DATA X SERIE / SERIE.sel = true.

L'utilisateur n'a donc pas besoin d'intervenir dans la structure de la requête, il lui suffit de cocher les séries désirées, dans un formulaire construit à cette fin. La vue résultante fournira les données ‘empilées' des séries sélectionnées, qui peuvent être présentées dans un tableau à deux dimensions pour une meilleure lisibilité.
Certains regroupements de ce type paraissent naturels, et peuvent sont définis de manière permanente. Les regroupements de séries peuvent être prédéfinis, car ils se fondent sur une pertinence intrinsèque.
Un Thème correspond ainsi à un regroupement prédéfini de séries apparentées par leur contenu (par exemple : le thème « Dépenses pour l'enseignement primaire en France » contient plusieurs séries correspondant aux différentes origines ou destinations des dépenses).

Champs :
Code Thème (identifiant unique, cf. supra)
Nom du Thème
Rem (commentaires libres)

Cette entité THEME n'est pas indispensable à l'organisation logique fondamentale de la base. Sa fonction essentielle est de clarifier l'espace de travail des utilisateurs, en simplifiant leurs modalités d'accès à des données statistiques regroupées. Elle prolonge la branche DATA-SERIE, en introduisant en amont un niveau supplémentaire plus général.

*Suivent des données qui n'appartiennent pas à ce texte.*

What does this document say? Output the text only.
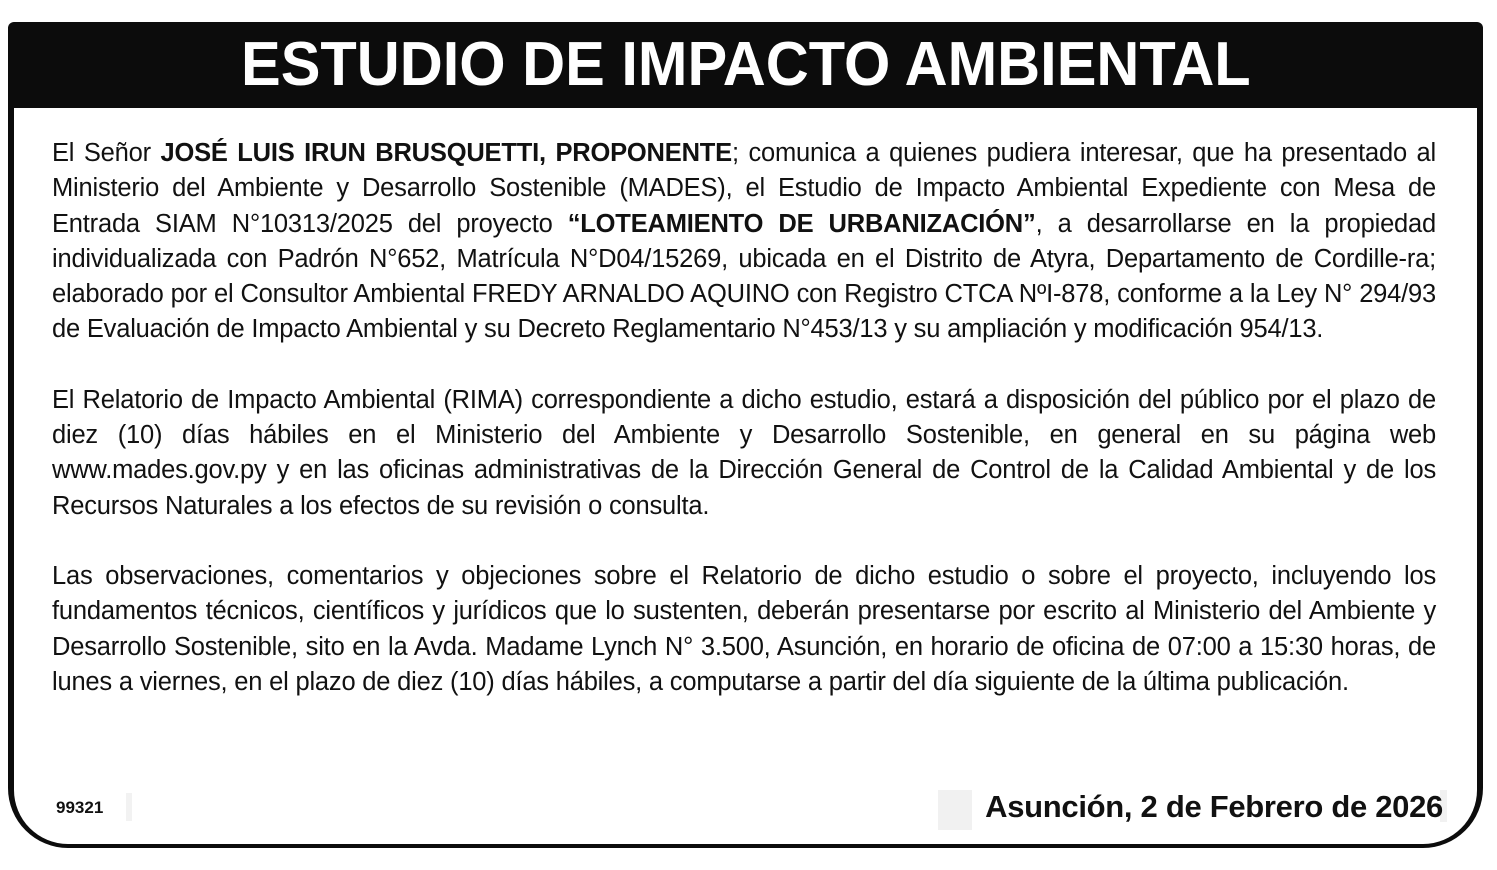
ESTUDIO DE IMPACTO AMBIENTAL

El Señor JOSÉ LUIS IRUN BRUSQUETTI, PROPONENTE; comunica a quienes pudiera interesar, que ha presentado al Ministerio del Ambiente y Desarrollo Sostenible (MADES), el Estudio de Impacto Ambiental Expediente con Mesa de Entrada SIAM N°10313/2025 del proyecto “LOTEAMIENTO DE URBANIZACIÓN”, a desarrollarse en la propiedad individualizada con Padrón N°652, Matrícula N°D04/15269, ubicada en el Distrito de Atyra, Departamento de Cordille-ra; elaborado por el Consultor Ambiental FREDY ARNALDO AQUINO con Registro CTCA NºI-878, conforme a la Ley N° 294/93 de Evaluación de Impacto Ambiental y su Decreto Reglamentario N°453/13 y su ampliación y modificación 954/13.

El Relatorio de Impacto Ambiental (RIMA) correspondiente a dicho estudio, estará a disposición del público por el plazo de diez (10) días hábiles en el Ministerio del Ambiente y Desarrollo Sostenible, en general en su página web www.mades.gov.py y en las oficinas administrativas de la Dirección General de Control de la Calidad Ambiental y de los Recursos Naturales a los efectos de su revisión o consulta.

Las observaciones, comentarios y objeciones sobre el Relatorio de dicho estudio o sobre el proyecto, incluyendo los fundamentos técnicos, científicos y jurídicos que lo sustenten, deberán presentarse por escrito al Ministerio del Ambiente y Desarrollo Sostenible, sito en la Avda. Madame Lynch N° 3.500, Asunción, en horario de oficina de 07:00 a 15:30 horas, de lunes a viernes, en el plazo de diez (10) días hábiles, a computarse a partir del día siguiente de la última publicación.

99321	Asunción, 2 de Febrero de 2026
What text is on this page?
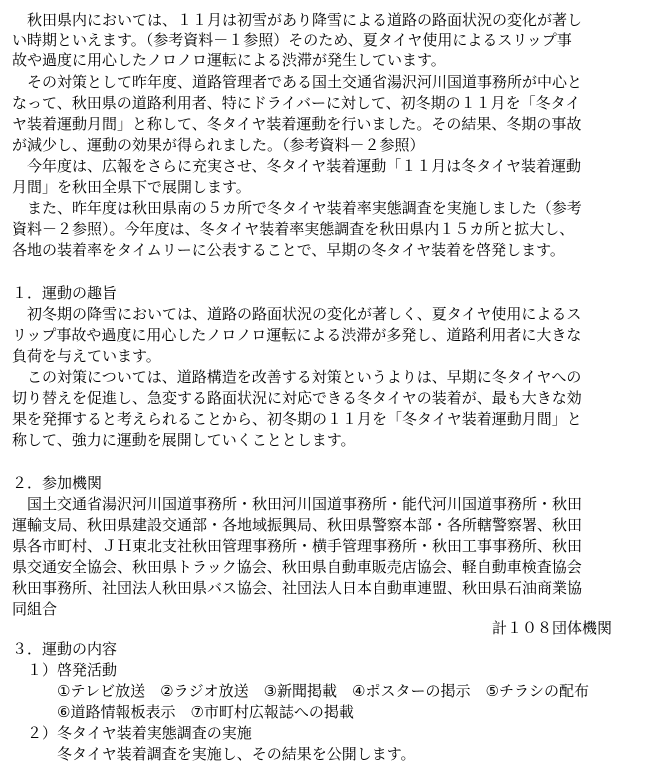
　秋田県内においては、１１月は初雪があり降雪による道路の路面状況の変化が著し
い時期といえます。（参考資料－１参照）そのため、夏タイヤ使用によるスリップ事
故や過度に用心したノロノロ運転による渋滞が発生しています。
　その対策として昨年度、道路管理者である国土交通省湯沢河川国道事務所が中心と
なって、秋田県の道路利用者、特にドライバーに対して、初冬期の１１月を「冬タイ
ヤ装着運動月間」と称して、冬タイヤ装着運動を行いました。その結果、冬期の事故
が減少し、運動の効果が得られました。（参考資料－２参照）
　今年度は、広報をさらに充実させ、冬タイヤ装着運動「１１月は冬タイヤ装着運動
月間」を秋田全県下で展開します。
　また、昨年度は秋田県南の５カ所で冬タイヤ装着率実態調査を実施しました（参考
資料－２参照）。今年度は、冬タイヤ装着率実態調査を秋田県内１５カ所と拡大し、
各地の装着率をタイムリーに公表することで、早期の冬タイヤ装着を啓発します。
１．運動の趣旨
　初冬期の降雪においては、道路の路面状況の変化が著しく、夏タイヤ使用によるス
リップ事故や過度に用心したノロノロ運転による渋滞が多発し、道路利用者に大きな
負荷を与えています。
　この対策については、道路構造を改善する対策というよりは、早期に冬タイヤへの
切り替えを促進し、急変する路面状況に対応できる冬タイヤの装着が、最も大きな効
果を発揮すると考えられることから、初冬期の１１月を「冬タイヤ装着運動月間」と
称して、強力に運動を展開していくこととします。
２．参加機関
　国土交通省湯沢河川国道事務所・秋田河川国道事務所・能代河川国道事務所・秋田
運輸支局、秋田県建設交通部・各地域振興局、秋田県警察本部・各所轄警察署、秋田
県各市町村、ＪＨ東北支社秋田管理事務所・横手管理事務所・秋田工事事務所、秋田
県交通安全協会、秋田県トラック協会、秋田県自動車販売店協会、軽自動車検査協会
秋田事務所、社団法人秋田県バス協会、社団法人日本自動車連盟、秋田県石油商業協
同組合
計１０８団体機関
３．運動の内容
　１）啓発活動
　　　①テレビ放送　②ラジオ放送　③新聞掲載　④ポスターの掲示　⑤チラシの配布
　　　⑥道路情報板表示　⑦市町村広報誌への掲載
　２）冬タイヤ装着実態調査の実施
　　　冬タイヤ装着調査を実施し、その結果を公開します。
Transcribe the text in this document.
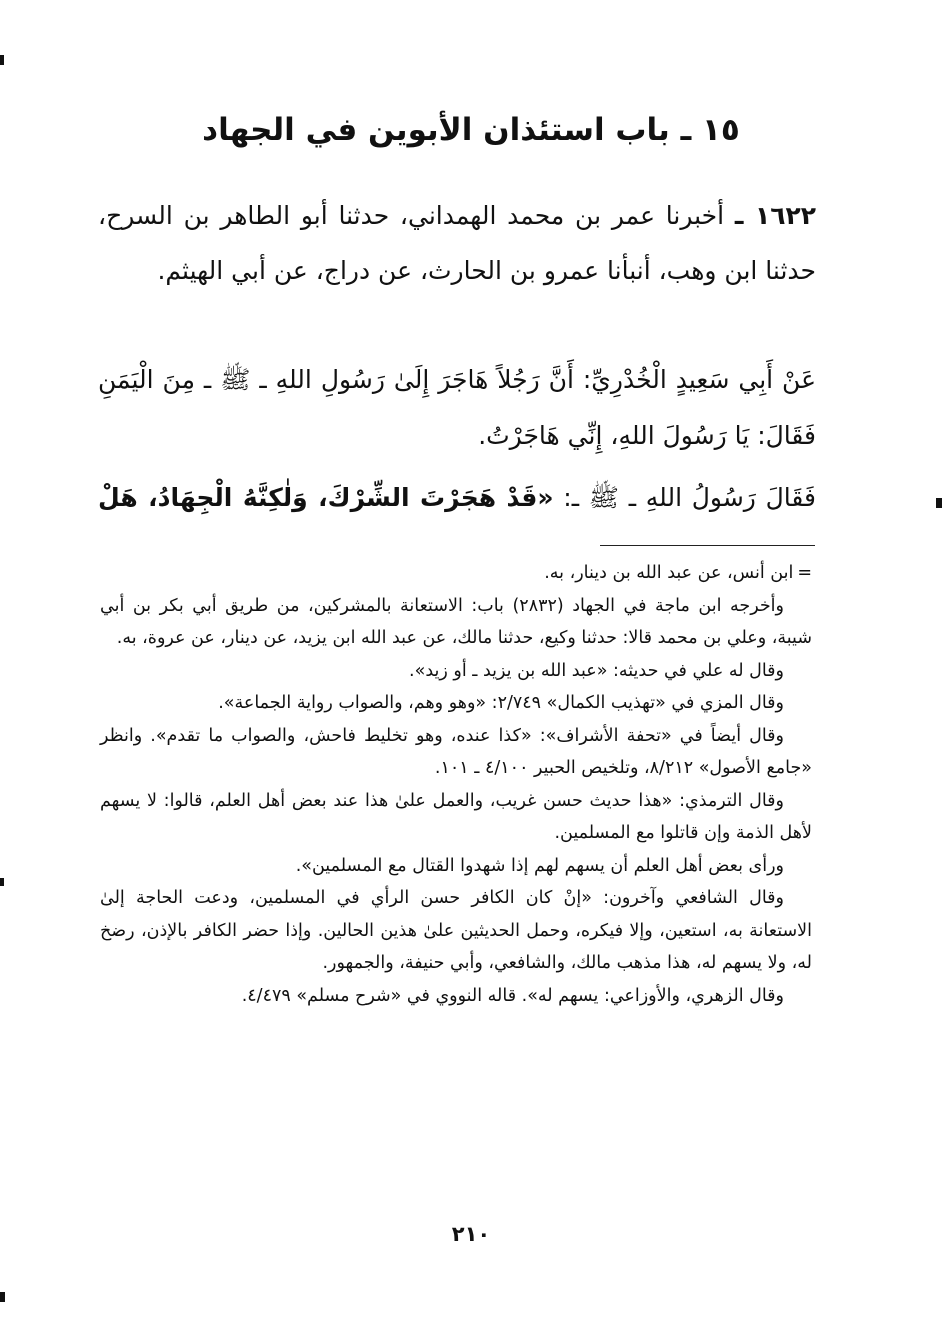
١٥ ـ باب استئذان الأبوين في الجهاد

١٦٢٢ ـ أخبرنا عمر بن محمد الهمداني، حدثنا أبو الطاهر بن السرح، حدثنا ابن وهب، أنبأنا عمرو بن الحارث، عن دراج، عن أبي الهيثم.

عَنْ أَبِي سَعِيدٍ الْخُدْرِيِّ: أَنَّ رَجُلاً هَاجَرَ إِلَىٰ رَسُولِ اللهِ ـ ﷺ ـ مِنَ الْيَمَنِ فَقَالَ: يَا رَسُولَ اللهِ، إِنِّي هَاجَرْتُ.

فَقَالَ رَسُولُ اللهِ ـ ﷺ ـ: «قَدْ هَجَرْتَ الشِّرْكَ، وَلٰكِنَّهُ الْجِهَادُ، هَلْ

=ابن أنس، عن عبد الله بن دينار، به.

وأخرجه ابن ماجة في الجهاد (٢٨٣٢) باب: الاستعانة بالمشركين، من طريق أبي بكر بن أبي شيبة، وعلي بن محمد قالا: حدثنا وكيع، حدثنا مالك، عن عبد الله ابن يزيد، عن دينار، عن عروة، به.

وقال له علي في حديثه: «عبد الله بن يزيد ـ أو زيد».

وقال المزي في «تهذيب الكمال» ٢/٧٤٩: «وهو وهم، والصواب رواية الجماعة».

وقال أيضاً في «تحفة الأشراف»: «كذا عنده، وهو تخليط فاحش، والصواب ما تقدم». وانظر «جامع الأصول» ٨/٢١٢، وتلخيص الحبير ٤/١٠٠ ـ ١٠١.

وقال الترمذي: «هذا حديث حسن غريب، والعمل علىٰ هذا عند بعض أهل العلم، قالوا: لا يسهم لأهل الذمة وإن قاتلوا مع المسلمين.

ورأى بعض أهل العلم أن يسهم لهم إذا شهدوا القتال مع المسلمين».

وقال الشافعي وآخرون: «إنْ كان الكافر حسن الرأي في المسلمين، ودعت الحاجة إلىٰ الاستعانة به، استعين، وإلا فيكره، وحمل الحديثين علىٰ هذين الحالين. وإذا حضر الكافر بالإذن، رضخ له، ولا يسهم له، هذا مذهب مالك، والشافعي، وأبي حنيفة، والجمهور.

وقال الزهري، والأوزاعي: يسهم له». قاله النووي في «شرح مسلم» ٤/٤٧٩.

٢١٠
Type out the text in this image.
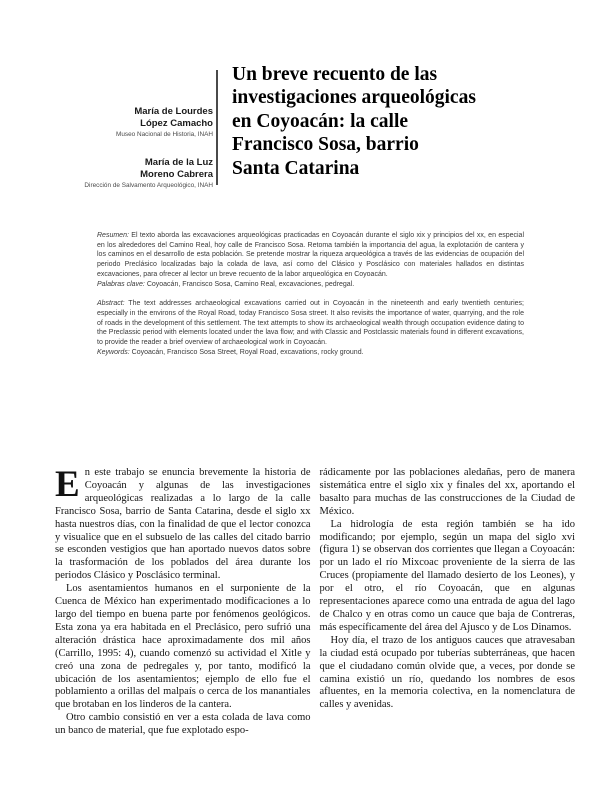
María de Lourdes
López Camacho
Museo Nacional de Historia, INAH
María de la Luz
Moreno Cabrera
Dirección de Salvamento Arqueológico, INAH
Un breve recuento de las
investigaciones arqueológicas
en Coyoacán: la calle
Francisco Sosa, barrio
Santa Catarina

Resumen: El texto aborda las excavaciones arqueológicas practicadas en Coyoacán durante el siglo xix y principios del xx, en especial en los alrededores del Camino Real, hoy calle de Francisco Sosa. Retoma también la importancia del agua, la explotación de cantera y los caminos en el desarrollo de esta población. Se pretende mostrar la riqueza arqueológica a través de las evidencias de ocupación del periodo Preclásico localizadas bajo la colada de lava, así como del Clásico y Posclásico con materiales hallados en distintas excavaciones, para ofrecer al lector un breve recuento de la labor arqueológica en Coyoacán.

Palabras clave: Coyoacán, Francisco Sosa, Camino Real, excavaciones, pedregal.

Abstract: The text addresses archaeological excavations carried out in Coyoacán in the nineteenth and early twentieth centuries; especially in the environs of the Royal Road, today Francisco Sosa street. It also revisits the importance of water, quarrying, and the role of roads in the development of this settlement. The text attempts to show its archaeological wealth through occupation evidence dating to the Preclassic period with elements located under the lava flow; and with Classic and Postclassic materials found in different excavations, to provide the reader a brief overview of archaeological work in Coyoacán.

Keywords: Coyoacán, Francisco Sosa Street, Royal Road, excavations, rocky ground.

En este trabajo se enuncia brevemente la historia de Coyoacán y algunas de las investigaciones arqueológicas realizadas a lo largo de la calle Francisco Sosa, barrio de Santa Catarina, desde el siglo xx hasta nuestros días, con la finalidad de que el lector conozca y visualice que en el subsuelo de las calles del citado barrio se esconden vestigios que han aportado nuevos datos sobre la trasformación de los poblados del área durante los periodos Clásico y Posclásico terminal.

Los asentamientos humanos en el surponiente de la Cuenca de México han experimentado modificaciones a lo largo del tiempo en buena parte por fenómenos geológicos. Esta zona ya era habitada en el Preclásico, pero sufrió una alteración drástica hace aproximadamente dos mil años (Carrillo, 1995: 4), cuando comenzó su actividad el Xitle y creó una zona de pedregales y, por tanto, modificó la ubicación de los asentamientos; ejemplo de ello fue el poblamiento a orillas del malpaís o cerca de los manantiales que brotaban en los linderos de la cantera.

Otro cambio consistió en ver a esta colada de lava como un banco de material, que fue explotado espo-

rádicamente por las poblaciones aledañas, pero de manera sistemática entre el siglo xix y finales del xx, aportando el basalto para muchas de las construcciones de la Ciudad de México.

La hidrología de esta región también se ha ido modificando; por ejemplo, según un mapa del siglo xvi (figura 1) se observan dos corrientes que llegan a Coyoacán: por un lado el río Mixcoac proveniente de la sierra de las Cruces (propiamente del llamado desierto de los Leones), y por el otro, el río Coyoacán, que en algunas representaciones aparece como una entrada de agua del lago de Chalco y en otras como un cauce que baja de Contreras, más específicamente del área del Ajusco y de Los Dinamos.

Hoy día, el trazo de los antiguos cauces que atravesaban la ciudad está ocupado por tuberías subterráneas, que hacen que el ciudadano común olvide que, a veces, por donde se camina existió un río, quedando los nombres de esos afluentes, en la memoria colectiva, en la nomenclatura de calles y avenidas.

Regroupements de zones géographiques

Sur l'axe géographique, l'utilisateur doit pouvoir construire à discrétion des zones (régions, groupes de pays..) par regroupement de zones élémentaires. On prévoira alors un niveau supplémentaire permettant de construire des espaces dont le contenu sera librement défini par l'utilisateur selon ses besoins. Selon le même principe que dans le regroupement de séries, il suffira de réunir toutes les données après avoir sélectionné et marqué les zones géographiques élémentaires : DATA X ZONE / Zone.sel = true.

 


Note :

[1] Cette approche efface toute hiérarchie a priori entre les zones géographiques. Dans le cas d'espèce, avec les seuls niveaux départemental et national, cet inconvénient est mineur. La solution consistera à établir une structure hiérarchisée de la nomenclature géographique, permettant à l'utilisateur de moduler la granularité spatiale de ses vues.